Abstract: Thermodynamic stability, configurational motions and internal forces of haemoglobin (Hb) of three endotherms (platypus, Ornithorhynchus anatinus; domestic chicken, Gallus gallus domesticus and human, Homo sapiens) and an ectotherm (salt water crocodile, Crocodylus porosus) were investigated using circular dichroism, incoherent elastic neutron scattering and coarse-grained Brownian dynamics simulations. The experimental results from Hb solutions revealed a direct correlation between protein resilience, melting temperature and average body temperature of the different species on the 0.1 ns time scale. Molecular forces appeared to be adapted to permit conformational fluctuations with a root mean square displacement close to 1.2 Å at the corresponding average body temperature of the endotherms. Strong forces within crocodile Hb maintain the amplitudes of motion within a narrow limit over the entire temperature range in which the animal lives. In fully hydrated powder samples of human and chicken, Hb mean square displacements and effective force constants on the 1 ns time scale showed no differences over the whole temperature range from 10 to 300 K, in contrast to the solution case.

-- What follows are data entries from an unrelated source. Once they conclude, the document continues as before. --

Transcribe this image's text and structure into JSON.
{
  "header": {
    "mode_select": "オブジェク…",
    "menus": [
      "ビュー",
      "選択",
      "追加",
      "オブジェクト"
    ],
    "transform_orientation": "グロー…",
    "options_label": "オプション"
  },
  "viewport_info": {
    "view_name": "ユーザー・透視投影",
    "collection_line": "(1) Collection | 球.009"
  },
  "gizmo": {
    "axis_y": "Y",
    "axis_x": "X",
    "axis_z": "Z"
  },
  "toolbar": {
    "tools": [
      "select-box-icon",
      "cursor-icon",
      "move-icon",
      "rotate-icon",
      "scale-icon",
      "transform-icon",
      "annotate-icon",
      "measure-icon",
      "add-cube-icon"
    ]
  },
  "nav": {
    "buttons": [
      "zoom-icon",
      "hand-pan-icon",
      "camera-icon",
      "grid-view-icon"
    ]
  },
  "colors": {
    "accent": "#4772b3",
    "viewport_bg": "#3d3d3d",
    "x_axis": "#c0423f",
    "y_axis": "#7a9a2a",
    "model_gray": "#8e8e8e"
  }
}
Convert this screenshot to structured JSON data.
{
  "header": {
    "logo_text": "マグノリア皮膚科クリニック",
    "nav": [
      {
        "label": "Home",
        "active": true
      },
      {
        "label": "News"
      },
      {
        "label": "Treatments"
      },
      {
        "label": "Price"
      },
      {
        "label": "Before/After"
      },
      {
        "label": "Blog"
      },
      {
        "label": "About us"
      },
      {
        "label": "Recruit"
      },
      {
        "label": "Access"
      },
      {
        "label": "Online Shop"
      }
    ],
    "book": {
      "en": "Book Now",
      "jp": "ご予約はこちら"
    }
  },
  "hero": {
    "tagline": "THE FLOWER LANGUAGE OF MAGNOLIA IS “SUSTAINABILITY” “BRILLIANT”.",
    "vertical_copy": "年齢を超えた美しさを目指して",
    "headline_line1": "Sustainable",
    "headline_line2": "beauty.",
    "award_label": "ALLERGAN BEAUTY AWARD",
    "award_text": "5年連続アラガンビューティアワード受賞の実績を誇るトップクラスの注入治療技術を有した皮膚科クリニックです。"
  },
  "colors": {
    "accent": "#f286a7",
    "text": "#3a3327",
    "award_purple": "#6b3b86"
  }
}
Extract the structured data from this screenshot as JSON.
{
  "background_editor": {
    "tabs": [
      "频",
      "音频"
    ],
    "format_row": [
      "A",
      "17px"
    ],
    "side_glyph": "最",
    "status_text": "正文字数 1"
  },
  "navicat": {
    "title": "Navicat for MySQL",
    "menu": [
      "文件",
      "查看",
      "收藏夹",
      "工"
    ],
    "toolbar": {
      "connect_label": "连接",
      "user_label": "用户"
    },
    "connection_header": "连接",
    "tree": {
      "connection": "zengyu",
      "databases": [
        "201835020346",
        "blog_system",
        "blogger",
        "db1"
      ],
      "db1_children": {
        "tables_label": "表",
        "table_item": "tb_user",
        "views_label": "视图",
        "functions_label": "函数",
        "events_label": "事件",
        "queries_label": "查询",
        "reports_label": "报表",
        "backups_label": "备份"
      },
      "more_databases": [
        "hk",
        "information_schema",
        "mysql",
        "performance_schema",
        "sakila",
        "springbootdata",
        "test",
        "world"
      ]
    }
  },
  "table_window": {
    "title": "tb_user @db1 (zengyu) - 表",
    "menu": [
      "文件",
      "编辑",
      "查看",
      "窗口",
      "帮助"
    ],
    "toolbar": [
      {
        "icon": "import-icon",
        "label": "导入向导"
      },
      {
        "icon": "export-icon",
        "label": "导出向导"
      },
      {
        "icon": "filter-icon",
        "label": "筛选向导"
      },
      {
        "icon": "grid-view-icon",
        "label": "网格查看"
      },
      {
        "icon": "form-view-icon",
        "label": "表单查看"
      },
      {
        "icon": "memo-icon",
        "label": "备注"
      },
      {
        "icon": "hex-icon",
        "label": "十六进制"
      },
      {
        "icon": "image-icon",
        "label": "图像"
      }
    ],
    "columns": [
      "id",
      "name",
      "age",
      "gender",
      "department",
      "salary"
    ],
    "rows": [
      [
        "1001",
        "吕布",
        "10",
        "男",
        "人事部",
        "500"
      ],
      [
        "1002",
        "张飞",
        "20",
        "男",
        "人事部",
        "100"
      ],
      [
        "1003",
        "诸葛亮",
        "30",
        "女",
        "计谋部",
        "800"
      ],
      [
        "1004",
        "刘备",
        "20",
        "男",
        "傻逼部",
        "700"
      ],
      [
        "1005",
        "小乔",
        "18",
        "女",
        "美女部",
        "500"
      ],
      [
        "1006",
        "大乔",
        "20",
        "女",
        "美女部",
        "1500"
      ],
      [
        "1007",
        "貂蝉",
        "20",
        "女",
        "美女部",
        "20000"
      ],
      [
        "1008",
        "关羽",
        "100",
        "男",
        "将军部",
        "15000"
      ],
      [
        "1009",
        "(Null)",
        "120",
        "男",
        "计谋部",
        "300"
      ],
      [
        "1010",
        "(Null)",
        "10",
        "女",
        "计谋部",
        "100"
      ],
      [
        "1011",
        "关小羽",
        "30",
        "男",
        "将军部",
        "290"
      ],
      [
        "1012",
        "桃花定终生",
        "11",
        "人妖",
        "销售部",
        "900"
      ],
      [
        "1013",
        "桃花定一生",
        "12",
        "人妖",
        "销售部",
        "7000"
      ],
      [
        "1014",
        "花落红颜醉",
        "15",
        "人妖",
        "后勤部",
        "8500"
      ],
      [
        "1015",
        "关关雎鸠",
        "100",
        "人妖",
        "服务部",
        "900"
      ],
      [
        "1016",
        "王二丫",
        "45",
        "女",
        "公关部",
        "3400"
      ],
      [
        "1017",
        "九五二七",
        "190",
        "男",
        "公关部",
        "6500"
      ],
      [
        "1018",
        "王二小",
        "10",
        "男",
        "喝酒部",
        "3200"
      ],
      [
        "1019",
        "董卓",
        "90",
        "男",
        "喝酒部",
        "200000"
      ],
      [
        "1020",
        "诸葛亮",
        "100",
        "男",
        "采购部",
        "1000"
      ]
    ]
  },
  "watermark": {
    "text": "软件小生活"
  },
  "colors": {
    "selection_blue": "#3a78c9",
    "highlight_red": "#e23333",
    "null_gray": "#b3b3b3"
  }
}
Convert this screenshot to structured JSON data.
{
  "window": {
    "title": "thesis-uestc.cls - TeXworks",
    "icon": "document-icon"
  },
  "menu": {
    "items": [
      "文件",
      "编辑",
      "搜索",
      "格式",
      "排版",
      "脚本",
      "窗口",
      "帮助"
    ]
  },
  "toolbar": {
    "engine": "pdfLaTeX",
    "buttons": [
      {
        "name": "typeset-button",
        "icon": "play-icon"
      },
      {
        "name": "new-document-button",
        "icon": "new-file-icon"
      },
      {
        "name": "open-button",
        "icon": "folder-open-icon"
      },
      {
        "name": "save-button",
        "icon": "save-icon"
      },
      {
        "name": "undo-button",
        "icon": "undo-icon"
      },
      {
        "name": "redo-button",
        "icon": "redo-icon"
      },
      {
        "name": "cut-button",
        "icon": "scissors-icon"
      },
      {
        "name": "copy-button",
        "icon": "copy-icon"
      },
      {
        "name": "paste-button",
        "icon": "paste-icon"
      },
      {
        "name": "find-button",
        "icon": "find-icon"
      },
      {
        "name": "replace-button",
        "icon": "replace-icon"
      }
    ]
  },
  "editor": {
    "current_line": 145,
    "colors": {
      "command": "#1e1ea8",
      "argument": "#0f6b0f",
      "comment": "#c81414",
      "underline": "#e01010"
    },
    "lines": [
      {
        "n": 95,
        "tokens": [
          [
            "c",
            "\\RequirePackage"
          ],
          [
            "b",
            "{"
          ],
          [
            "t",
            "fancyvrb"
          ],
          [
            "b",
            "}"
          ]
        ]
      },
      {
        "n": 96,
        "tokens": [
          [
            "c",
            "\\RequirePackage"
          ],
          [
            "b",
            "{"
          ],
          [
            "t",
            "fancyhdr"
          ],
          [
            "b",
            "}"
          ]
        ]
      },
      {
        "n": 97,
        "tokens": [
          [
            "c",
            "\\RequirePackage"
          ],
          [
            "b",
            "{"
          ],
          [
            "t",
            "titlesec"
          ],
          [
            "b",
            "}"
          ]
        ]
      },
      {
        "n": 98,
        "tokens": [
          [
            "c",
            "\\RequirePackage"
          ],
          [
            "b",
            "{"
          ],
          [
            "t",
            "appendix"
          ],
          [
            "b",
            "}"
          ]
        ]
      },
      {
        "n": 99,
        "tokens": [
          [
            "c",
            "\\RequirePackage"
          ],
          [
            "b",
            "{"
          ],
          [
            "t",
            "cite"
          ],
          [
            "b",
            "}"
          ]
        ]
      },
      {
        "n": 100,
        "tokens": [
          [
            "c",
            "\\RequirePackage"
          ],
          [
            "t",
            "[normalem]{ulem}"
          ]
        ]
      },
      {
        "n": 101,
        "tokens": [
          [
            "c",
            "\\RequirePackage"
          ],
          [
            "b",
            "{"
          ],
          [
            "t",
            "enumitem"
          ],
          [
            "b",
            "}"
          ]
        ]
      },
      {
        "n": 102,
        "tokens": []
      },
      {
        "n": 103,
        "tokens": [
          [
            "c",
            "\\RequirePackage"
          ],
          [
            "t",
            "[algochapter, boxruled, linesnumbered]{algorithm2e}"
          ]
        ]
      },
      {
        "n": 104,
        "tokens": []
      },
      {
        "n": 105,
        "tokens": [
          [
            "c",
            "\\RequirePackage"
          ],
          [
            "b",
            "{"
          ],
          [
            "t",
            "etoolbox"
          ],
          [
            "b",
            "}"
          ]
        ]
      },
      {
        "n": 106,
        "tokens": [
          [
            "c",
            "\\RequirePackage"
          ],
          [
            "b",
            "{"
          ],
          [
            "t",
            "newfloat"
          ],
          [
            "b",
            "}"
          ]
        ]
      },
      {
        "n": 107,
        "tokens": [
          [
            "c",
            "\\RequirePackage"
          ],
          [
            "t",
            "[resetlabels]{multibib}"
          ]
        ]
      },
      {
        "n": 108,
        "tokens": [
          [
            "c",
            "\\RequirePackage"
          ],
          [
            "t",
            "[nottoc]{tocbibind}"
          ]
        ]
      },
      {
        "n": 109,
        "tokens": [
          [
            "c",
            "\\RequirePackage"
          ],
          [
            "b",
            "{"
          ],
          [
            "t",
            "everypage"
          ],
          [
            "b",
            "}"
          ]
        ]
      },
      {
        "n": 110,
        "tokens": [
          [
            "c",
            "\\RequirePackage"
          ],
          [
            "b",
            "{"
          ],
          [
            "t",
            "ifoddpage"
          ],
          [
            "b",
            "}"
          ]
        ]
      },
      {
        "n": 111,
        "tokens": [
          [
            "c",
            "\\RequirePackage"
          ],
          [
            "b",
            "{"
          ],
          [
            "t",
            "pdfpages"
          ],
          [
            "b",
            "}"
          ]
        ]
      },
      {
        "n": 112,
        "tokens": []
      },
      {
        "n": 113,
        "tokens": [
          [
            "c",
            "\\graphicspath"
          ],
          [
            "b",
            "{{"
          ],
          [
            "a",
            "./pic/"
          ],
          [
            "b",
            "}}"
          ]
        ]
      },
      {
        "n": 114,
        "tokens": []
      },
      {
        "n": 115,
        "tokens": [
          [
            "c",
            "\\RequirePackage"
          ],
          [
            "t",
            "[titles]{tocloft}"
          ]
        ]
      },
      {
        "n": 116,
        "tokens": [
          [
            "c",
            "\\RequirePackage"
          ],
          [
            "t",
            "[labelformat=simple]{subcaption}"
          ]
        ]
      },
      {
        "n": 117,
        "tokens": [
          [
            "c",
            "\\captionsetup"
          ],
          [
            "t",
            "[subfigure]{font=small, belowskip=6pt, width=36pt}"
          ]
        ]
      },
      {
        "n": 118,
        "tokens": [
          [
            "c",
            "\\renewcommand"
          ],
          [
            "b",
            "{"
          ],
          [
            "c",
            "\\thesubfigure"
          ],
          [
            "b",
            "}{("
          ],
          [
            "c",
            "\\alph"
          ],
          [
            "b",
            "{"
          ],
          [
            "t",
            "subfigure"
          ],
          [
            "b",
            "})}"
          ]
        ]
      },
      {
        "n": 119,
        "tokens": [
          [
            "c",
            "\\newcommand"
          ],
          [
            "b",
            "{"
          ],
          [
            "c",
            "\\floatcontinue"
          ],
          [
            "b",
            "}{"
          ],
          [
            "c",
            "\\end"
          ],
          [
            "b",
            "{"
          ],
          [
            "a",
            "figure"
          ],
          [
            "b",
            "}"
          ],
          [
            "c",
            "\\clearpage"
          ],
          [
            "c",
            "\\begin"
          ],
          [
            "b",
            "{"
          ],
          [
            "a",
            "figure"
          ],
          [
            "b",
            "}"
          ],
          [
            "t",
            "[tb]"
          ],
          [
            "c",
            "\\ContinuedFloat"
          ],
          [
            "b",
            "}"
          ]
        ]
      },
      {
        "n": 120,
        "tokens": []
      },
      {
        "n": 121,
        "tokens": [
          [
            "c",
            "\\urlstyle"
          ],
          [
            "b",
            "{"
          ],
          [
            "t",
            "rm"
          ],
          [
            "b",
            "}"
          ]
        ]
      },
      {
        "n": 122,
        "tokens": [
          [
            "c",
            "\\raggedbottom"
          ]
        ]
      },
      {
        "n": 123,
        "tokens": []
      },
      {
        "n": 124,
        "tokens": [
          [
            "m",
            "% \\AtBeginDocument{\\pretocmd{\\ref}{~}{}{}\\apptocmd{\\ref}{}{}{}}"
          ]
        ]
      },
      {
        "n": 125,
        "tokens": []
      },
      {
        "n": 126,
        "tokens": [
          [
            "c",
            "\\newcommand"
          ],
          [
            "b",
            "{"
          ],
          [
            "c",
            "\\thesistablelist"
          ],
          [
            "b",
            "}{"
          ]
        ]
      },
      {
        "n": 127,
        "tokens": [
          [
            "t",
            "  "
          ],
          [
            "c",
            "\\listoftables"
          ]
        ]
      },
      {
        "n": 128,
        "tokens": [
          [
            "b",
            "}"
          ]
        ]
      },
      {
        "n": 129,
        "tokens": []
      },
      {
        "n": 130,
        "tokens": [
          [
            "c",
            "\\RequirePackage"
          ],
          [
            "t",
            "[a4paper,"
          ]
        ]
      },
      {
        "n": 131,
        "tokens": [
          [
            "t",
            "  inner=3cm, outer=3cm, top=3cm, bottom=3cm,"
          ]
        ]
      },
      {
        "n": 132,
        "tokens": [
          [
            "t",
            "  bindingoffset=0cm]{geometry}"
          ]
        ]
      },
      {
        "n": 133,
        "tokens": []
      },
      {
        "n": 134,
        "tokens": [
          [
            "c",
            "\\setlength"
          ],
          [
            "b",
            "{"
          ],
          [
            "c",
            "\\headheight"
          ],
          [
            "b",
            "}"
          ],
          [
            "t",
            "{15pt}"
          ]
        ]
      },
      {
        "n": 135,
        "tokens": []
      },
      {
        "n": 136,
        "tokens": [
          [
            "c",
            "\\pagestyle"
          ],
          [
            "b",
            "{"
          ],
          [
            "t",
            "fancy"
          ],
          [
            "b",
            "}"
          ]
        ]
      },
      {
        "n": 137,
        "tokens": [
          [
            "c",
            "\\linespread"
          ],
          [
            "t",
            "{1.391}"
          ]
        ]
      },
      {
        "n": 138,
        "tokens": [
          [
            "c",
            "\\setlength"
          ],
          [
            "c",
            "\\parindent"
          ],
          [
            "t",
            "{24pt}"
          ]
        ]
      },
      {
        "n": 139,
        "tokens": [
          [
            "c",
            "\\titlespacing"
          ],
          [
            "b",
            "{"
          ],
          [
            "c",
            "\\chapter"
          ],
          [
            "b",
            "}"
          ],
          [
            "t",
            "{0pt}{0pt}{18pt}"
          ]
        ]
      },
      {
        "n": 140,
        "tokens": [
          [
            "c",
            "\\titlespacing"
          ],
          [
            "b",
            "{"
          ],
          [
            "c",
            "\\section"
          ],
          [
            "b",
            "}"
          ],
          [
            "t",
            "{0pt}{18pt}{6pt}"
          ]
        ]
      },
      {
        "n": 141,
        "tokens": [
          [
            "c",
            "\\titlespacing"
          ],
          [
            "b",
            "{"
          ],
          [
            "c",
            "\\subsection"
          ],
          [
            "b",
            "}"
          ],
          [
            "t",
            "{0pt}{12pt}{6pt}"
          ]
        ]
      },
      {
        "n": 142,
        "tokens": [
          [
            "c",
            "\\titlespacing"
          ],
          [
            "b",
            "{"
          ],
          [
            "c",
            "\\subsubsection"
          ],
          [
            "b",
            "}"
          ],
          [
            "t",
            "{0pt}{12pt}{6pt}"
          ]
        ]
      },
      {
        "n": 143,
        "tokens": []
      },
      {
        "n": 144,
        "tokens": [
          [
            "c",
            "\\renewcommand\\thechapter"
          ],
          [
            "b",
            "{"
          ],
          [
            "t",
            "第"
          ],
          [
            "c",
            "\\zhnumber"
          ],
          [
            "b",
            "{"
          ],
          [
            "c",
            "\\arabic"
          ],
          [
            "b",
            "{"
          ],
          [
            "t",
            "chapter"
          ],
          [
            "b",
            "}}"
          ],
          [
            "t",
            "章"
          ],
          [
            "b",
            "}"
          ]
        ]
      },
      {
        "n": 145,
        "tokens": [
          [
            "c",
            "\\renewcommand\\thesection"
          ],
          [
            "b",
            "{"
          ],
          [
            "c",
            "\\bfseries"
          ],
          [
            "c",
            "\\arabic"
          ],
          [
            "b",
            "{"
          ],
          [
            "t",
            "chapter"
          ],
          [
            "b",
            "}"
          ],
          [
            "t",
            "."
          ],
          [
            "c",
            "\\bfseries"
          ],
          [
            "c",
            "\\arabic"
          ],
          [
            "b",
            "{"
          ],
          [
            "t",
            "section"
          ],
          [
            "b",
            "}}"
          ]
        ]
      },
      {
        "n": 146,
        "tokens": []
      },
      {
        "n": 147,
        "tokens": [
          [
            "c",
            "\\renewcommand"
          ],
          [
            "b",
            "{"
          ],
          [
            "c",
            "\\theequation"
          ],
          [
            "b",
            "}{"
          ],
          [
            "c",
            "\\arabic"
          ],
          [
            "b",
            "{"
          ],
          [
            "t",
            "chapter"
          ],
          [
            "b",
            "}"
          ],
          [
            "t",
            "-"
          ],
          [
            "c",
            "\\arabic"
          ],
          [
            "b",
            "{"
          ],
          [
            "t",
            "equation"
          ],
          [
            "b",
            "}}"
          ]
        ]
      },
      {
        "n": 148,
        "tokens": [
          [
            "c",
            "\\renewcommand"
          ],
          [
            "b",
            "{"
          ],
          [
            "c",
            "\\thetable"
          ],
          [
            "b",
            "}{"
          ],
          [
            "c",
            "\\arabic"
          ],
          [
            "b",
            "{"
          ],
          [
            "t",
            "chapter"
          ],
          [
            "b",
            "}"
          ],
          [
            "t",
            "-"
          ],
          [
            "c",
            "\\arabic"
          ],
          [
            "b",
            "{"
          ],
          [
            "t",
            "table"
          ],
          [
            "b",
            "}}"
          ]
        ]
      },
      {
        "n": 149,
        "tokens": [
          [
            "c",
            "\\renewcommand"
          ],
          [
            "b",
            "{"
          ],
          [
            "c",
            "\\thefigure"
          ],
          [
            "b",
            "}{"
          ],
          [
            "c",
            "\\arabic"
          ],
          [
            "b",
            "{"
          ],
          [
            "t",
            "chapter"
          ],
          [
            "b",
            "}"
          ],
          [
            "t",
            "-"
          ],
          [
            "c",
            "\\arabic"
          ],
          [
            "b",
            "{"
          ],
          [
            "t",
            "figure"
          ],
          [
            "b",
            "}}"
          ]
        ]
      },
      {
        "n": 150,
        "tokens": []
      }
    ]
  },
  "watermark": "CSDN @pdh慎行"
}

A complementary result of the study, therefore, is that one hydration layer is not sufficient to activate all conformational fluctuations of Hb in the pico- to nanosecond time scale which might be relevant for biological function. Coarse-grained Brownian dynamics simulations permitted to explore residue-specific effects. They indicated that temperature sensing of human and chicken Hb occurs mainly at residues lining internal cavities in the β-subunits. Copyright © The Royal Society 2012.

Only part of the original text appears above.